CNN launched on Line in March 2016, and is now the largest news brand on the platform with 4.7 million followers, the majority of which are in Asia.
"We are reaching customers we haven't reached before," she said, noting that CNN had to learn new ways of communicating with audiences in different ways.
"We launched our first sticker set of presenters and correspondents on Line – and our audience reacted massively to it."
For the US election night, a CNN editor started a Line chat which saw half a million people at one time participating and asking questions.
Using Facebook Messenger, CNN has covered debates and world events live, and each morning sends out five stories to readers.
CNN was one of the first news organisations to adopt Facebook Messenger's bot platform in April 2016, with the aim of reaching a global audience and connect in a more personalised way, but at scale.

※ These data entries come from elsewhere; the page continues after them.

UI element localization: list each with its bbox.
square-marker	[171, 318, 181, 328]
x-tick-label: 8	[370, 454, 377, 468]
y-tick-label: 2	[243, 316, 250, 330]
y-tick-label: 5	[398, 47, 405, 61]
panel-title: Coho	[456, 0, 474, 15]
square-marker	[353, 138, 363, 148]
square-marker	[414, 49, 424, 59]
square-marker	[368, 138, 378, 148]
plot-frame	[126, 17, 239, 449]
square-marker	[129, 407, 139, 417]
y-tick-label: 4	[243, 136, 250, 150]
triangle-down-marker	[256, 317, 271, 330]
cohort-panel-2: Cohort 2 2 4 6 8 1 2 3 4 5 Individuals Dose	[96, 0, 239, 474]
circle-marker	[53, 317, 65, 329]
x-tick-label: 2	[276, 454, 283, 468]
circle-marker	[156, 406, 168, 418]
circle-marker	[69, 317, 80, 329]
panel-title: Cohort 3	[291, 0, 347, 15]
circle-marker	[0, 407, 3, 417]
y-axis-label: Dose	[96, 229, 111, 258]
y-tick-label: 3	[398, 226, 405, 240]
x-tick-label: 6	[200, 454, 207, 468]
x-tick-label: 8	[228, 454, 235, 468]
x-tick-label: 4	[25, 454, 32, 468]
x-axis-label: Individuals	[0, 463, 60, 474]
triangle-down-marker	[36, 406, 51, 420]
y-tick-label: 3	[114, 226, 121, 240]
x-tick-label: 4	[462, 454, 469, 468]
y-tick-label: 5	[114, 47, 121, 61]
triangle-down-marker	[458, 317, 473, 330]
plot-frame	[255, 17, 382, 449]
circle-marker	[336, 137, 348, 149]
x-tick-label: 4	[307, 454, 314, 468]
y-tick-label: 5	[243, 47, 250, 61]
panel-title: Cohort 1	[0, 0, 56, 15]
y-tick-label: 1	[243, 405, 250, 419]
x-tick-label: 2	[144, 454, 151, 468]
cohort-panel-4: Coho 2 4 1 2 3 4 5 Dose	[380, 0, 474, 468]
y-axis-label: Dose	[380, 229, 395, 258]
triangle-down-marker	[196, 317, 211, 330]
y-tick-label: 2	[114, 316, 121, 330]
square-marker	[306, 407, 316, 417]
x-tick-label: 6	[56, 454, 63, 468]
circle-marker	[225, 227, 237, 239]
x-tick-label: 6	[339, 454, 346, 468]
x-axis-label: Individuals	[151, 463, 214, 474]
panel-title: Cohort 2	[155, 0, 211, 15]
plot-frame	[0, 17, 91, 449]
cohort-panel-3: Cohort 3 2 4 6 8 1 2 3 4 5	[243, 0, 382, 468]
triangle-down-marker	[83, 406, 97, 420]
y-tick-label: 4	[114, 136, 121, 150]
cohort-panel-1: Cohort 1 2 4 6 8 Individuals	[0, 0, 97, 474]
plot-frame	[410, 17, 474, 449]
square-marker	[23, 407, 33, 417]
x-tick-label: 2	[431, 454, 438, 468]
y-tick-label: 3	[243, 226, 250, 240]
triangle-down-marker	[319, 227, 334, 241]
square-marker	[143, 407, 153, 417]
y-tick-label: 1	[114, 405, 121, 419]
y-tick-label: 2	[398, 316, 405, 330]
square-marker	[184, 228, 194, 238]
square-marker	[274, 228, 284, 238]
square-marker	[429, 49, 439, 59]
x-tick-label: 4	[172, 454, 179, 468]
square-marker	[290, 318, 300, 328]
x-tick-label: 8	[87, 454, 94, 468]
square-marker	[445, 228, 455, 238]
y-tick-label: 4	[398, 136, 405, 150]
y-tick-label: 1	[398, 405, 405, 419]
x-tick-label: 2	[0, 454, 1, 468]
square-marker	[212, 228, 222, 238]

"It is still not as advanced as people would like it to be at this stage – it is hard to have a conversation with CNN, but it is the first step for us into innovating how we communicate with our audience in this intimate messaging space," she said.
Editors gather CNN stories from around the world and publish them according to the time of day and the type of audience they are trying to reach, with people being able to choose the type of stories they'd like to read about.
"Kik, for me, has been a revelation in how we talk to young people in the US," Barry said.
During the Rio Olympics, CNN developed two 'choose your own adventure' experiences, taking people to Copacabana beach, where they could ask passers-by questions or choose to keep walking – a creative way of telling a story and one that appealed to readers wanting to influence what they saw.
Barry noted they found the 13 to 17-year-old audience on Kik to be just as into politics and current affairs as someone watching CNN's Anderson Cooper in the evening, having reported on the recent US election using the app.
"My favourite thing with Kik is the two GIF trays, an emoji and a sticker set we had made for the election.
"We had to tell the audience, using their language of stickers and emojis, the story of the 2016 election.
"It was interesting because it was the first time a news organisation like CNN could ever, at that stage, try to tell a story using those storytelling tools – it was a fascinating learning curve for us."